U.S. Pat. No. 4,724,481, Nishioka, Feb. 9, 1988, teaches a flaw detector for detecting a flaw in a sheet. The apparatus includes an array camera or series of array cameras which view a moving sheet. A circuit employs an electronic shading correction to enhance the signal to noise ratio. A memory associated with each photodetection element is used to maintain a reference level for that element. The novelty of this patent appears to reside in the algorithm of shading correction and data reduction. However, the Nishioka invention cannot be used on paper sheets with realistic reflectance nonuniformity associated with formation.

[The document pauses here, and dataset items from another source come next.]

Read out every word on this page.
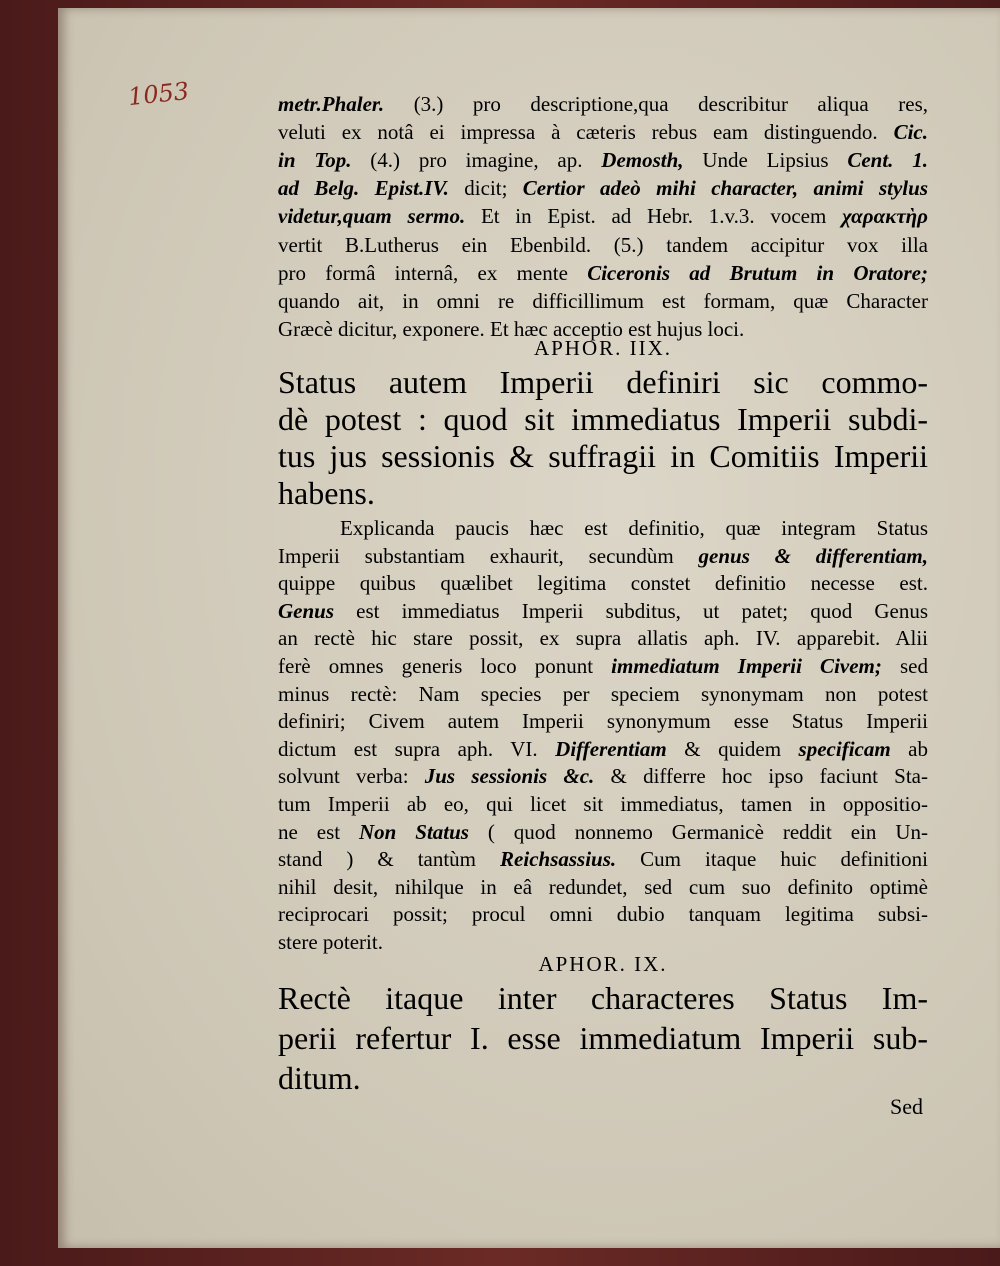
1053	metr.Phaler. (3.) pro descriptione,qua describitur aliqua res,
veluti ex notâ ei impressa à cæteris rebus eam distinguendo. Cic.
in Top. (4.) pro imagine, ap. Demosth, Unde Lipsius Cent. 1.
ad Belg. Epist.IV. dicit; Certior adeò mihi character, animi stylus
videtur,quam sermo. Et in Epist. ad Hebr. 1.v.3. vocem χαρακτὴρ
vertit B.Lutherus ein Ebenbild. (5.) tandem accipitur vox illa
pro formâ internâ, ex mente Ciceronis ad Brutum in Oratore;
quando ait, in omni re difficillimum est formam, quæ Character
Græcè dicitur, exponere. Et hæc acceptio est hujus loci.
APHOR. IIX.
Status autem Imperii definiri sic commo-
dè potest : quod sit immediatus Imperii subdi-
tus jus sessionis & suffragii in Comitiis Imperii
habens.
Explicanda paucis hæc est definitio, quæ integram Status
Imperii substantiam exhaurit, secundùm genus & differentiam,
quippe quibus quælibet legitima constet definitio necesse est.
Genus est immediatus Imperii subditus, ut patet; quod Genus
an rectè hic stare possit, ex supra allatis aph. IV. apparebit. Alii
ferè omnes generis loco ponunt immediatum Imperii Civem; sed
minus rectè: Nam species per speciem synonymam non potest
definiri; Civem autem Imperii synonymum esse Status Imperii
dictum est supra aph. VI. Differentiam & quidem specificam ab
solvunt verba: Jus sessionis &c. & differre hoc ipso faciunt Sta-
tum Imperii ab eo, qui licet sit immediatus, tamen in oppositio-
ne est Non Status ( quod nonnemo Germanicè reddit ein Un-
stand ) & tantùm Reichsassius. Cum itaque huic definitioni
nihil desit, nihilque in eâ redundet, sed cum suo definito optimè
reciprocari possit; procul omni dubio tanquam legitima subsi-
stere poterit.
APHOR. IX.
Rectè itaque inter characteres Status Im-
perii refertur I. esse immediatum Imperii sub-
ditum.
Sed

U.S. Pat. No. 4,237,539, Piovoso et al, Dec. 2, 1980, teaches an on-line web inspection system which includes a transverse web scanning means. X-ray film is made at high speeds and must be inspected for defects at speeds of up to 900 feet per minute. In the '539 patent, a flying spot crisscrosses crosses the sheet with a scan repeat of 1.5 mm. This requires three scans per millisecond. A sophisticated processing board in the host computer processes the signal and sorts features with sharp edges by size. In the '539 patent, a scanning laser is used rather than a diode array. In addition, the '539 patent does not use a board level processing of the signal to extract and sort the images of the defects. Instead, sorting is accomplished by area and by the sharpness of the edge of the feature, for example, rather than by integration of the signal strength within the bounds of a spot.

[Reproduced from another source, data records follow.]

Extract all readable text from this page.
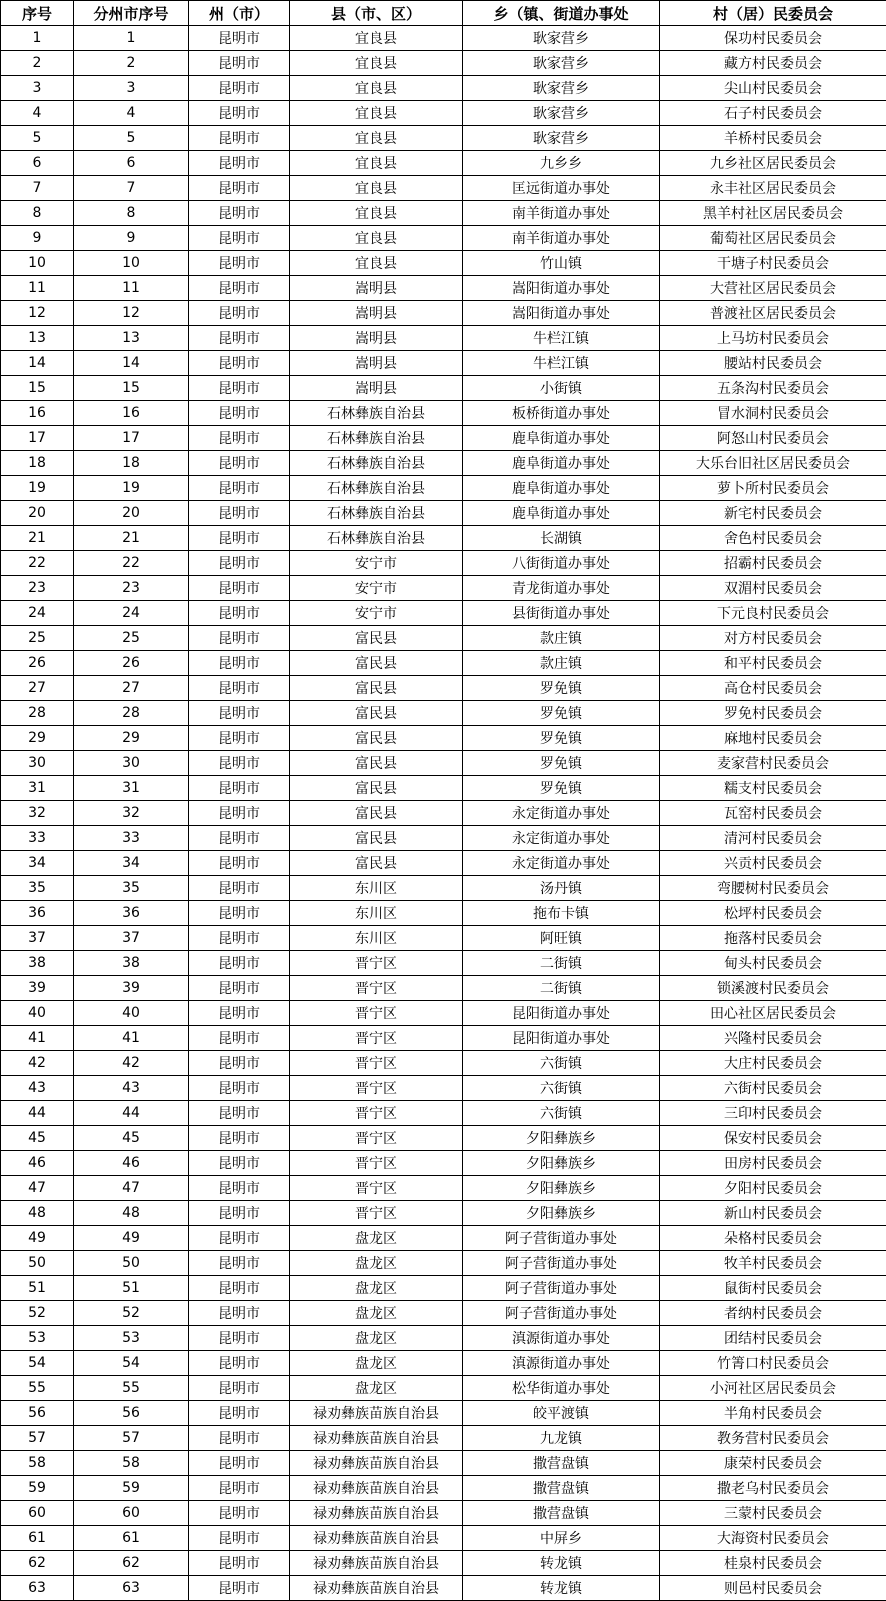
序号	分州市序号	州（市）	县（市、区）	乡（镇、街道办事处	村（居）民委员会
1	1	昆明市	宜良县	耿家营乡	保功村民委员会
2	2	昆明市	宜良县	耿家营乡	藏方村民委员会
3	3	昆明市	宜良县	耿家营乡	尖山村民委员会
4	4	昆明市	宜良县	耿家营乡	石子村民委员会
5	5	昆明市	宜良县	耿家营乡	羊桥村民委员会
6	6	昆明市	宜良县	九乡乡	九乡社区居民委员会
7	7	昆明市	宜良县	匡远街道办事处	永丰社区居民委员会
8	8	昆明市	宜良县	南羊街道办事处	黑羊村社区居民委员会
9	9	昆明市	宜良县	南羊街道办事处	葡萄社区居民委员会
10	10	昆明市	宜良县	竹山镇	干塘子村民委员会
11	11	昆明市	嵩明县	嵩阳街道办事处	大营社区居民委员会
12	12	昆明市	嵩明县	嵩阳街道办事处	普渡社区居民委员会
13	13	昆明市	嵩明县	牛栏江镇	上马坊村民委员会
14	14	昆明市	嵩明县	牛栏江镇	腰站村民委员会
15	15	昆明市	嵩明县	小街镇	五条沟村民委员会
16	16	昆明市	石林彝族自治县	板桥街道办事处	冒水洞村民委员会
17	17	昆明市	石林彝族自治县	鹿阜街道办事处	阿怒山村民委员会
18	18	昆明市	石林彝族自治县	鹿阜街道办事处	大乐台旧社区居民委员会
19	19	昆明市	石林彝族自治县	鹿阜街道办事处	萝卜所村民委员会
20	20	昆明市	石林彝族自治县	鹿阜街道办事处	新宅村民委员会
21	21	昆明市	石林彝族自治县	长湖镇	舍色村民委员会
22	22	昆明市	安宁市	八街街道办事处	招霸村民委员会
23	23	昆明市	安宁市	青龙街道办事处	双湄村民委员会
24	24	昆明市	安宁市	县街街道办事处	下元良村民委员会
25	25	昆明市	富民县	款庄镇	对方村民委员会
26	26	昆明市	富民县	款庄镇	和平村民委员会
27	27	昆明市	富民县	罗免镇	高仓村民委员会
28	28	昆明市	富民县	罗免镇	罗免村民委员会
29	29	昆明市	富民县	罗免镇	麻地村民委员会
30	30	昆明市	富民县	罗免镇	麦家营村民委员会
31	31	昆明市	富民县	罗免镇	糯支村民委员会
32	32	昆明市	富民县	永定街道办事处	瓦窑村民委员会
33	33	昆明市	富民县	永定街道办事处	清河村民委员会
34	34	昆明市	富民县	永定街道办事处	兴贡村民委员会
35	35	昆明市	东川区	汤丹镇	弯腰树村民委员会
36	36	昆明市	东川区	拖布卡镇	松坪村民委员会
37	37	昆明市	东川区	阿旺镇	拖落村民委员会
38	38	昆明市	晋宁区	二街镇	甸头村民委员会
39	39	昆明市	晋宁区	二街镇	锁溪渡村民委员会
40	40	昆明市	晋宁区	昆阳街道办事处	田心社区居民委员会
41	41	昆明市	晋宁区	昆阳街道办事处	兴隆村民委员会
42	42	昆明市	晋宁区	六街镇	大庄村民委员会
43	43	昆明市	晋宁区	六街镇	六街村民委员会
44	44	昆明市	晋宁区	六街镇	三印村民委员会
45	45	昆明市	晋宁区	夕阳彝族乡	保安村民委员会
46	46	昆明市	晋宁区	夕阳彝族乡	田房村民委员会
47	47	昆明市	晋宁区	夕阳彝族乡	夕阳村民委员会
48	48	昆明市	晋宁区	夕阳彝族乡	新山村民委员会
49	49	昆明市	盘龙区	阿子营街道办事处	朵格村民委员会
50	50	昆明市	盘龙区	阿子营街道办事处	牧羊村民委员会
51	51	昆明市	盘龙区	阿子营街道办事处	鼠街村民委员会
52	52	昆明市	盘龙区	阿子营街道办事处	者纳村民委员会
53	53	昆明市	盘龙区	滇源街道办事处	团结村民委员会
54	54	昆明市	盘龙区	滇源街道办事处	竹箐口村民委员会
55	55	昆明市	盘龙区	松华街道办事处	小河社区居民委员会
56	56	昆明市	禄劝彝族苗族自治县	皎平渡镇	半角村民委员会
57	57	昆明市	禄劝彝族苗族自治县	九龙镇	教务营村民委员会
58	58	昆明市	禄劝彝族苗族自治县	撒营盘镇	康荣村民委员会
59	59	昆明市	禄劝彝族苗族自治县	撒营盘镇	撒老乌村民委员会
60	60	昆明市	禄劝彝族苗族自治县	撒营盘镇	三蒙村民委员会
61	61	昆明市	禄劝彝族苗族自治县	中屏乡	大海资村民委员会
62	62	昆明市	禄劝彝族苗族自治县	转龙镇	桂泉村民委员会
63	63	昆明市	禄劝彝族苗族自治县	转龙镇	则邑村民委员会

A system for detecting and classifying flaws on metallic surfaces is taught in U.S. Pat. No. 4,253,768, Yaroshuk et al, Mar. 3, 1981. In the '768 patent, a scanning laser illuminates a moving surface of, for example, a pipe, which is viewed by at least two detectors. The reflectance angles for the detectors are chosen so that most of the light reflects into the first detector when there are no defects with a low but finite intensity reaching the other detectors. The other detectors are positioned to receive increased intensity when the laser beam traverses a defect. The average signal serves as a base line for comparisons. This system has, of course, very little in common with systems for detecting dirt specks on a sheet of paper, and especially the system herein.

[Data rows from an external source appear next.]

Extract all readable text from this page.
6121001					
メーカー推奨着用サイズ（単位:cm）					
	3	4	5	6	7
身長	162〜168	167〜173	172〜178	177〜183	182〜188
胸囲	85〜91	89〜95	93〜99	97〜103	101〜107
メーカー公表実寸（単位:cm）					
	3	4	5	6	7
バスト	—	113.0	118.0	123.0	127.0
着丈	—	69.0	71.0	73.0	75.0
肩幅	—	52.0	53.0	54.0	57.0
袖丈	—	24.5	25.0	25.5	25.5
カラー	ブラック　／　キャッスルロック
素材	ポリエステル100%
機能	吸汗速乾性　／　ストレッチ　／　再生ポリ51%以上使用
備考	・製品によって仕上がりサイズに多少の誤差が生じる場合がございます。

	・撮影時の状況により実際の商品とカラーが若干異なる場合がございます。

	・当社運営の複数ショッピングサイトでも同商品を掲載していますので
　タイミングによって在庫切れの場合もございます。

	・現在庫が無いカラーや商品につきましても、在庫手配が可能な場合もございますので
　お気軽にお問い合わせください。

A particle detection method and system, for scanning the surface of a semi-conducting wafer, is taught in U.S. Pat. No. 4,766,324, Saadat et al, Aug. 23, 1988. The surfaces scanned by a laser beam, and the scattered light indicates the presence of a dirt speck. The central idea of this patent is a procedure for identification of dirt that was already present before the current processing step, and to distinguish this from dirt added by the most recent step. Once again, this has little in common with a dirt counter for measuring dirt speck sizes on a web of moving paper.
U.S. Pat. No. 4,665,317, Ferriere et al, May 12, 1987, teaches a process and equipment for sensing surface defects on a moving strip of rolled metal. Successive video images of a moving sheet of the metal are presented to a computer memory as a continuous representation of the surface. Two-dimensional digital filters are used for contour detection and the edge detection of defects. The method makes successive demands upon the host computer although the algorithms are quite general. This system bears, again, no resemblance to the system of the present application which does not use two-dimensional filters.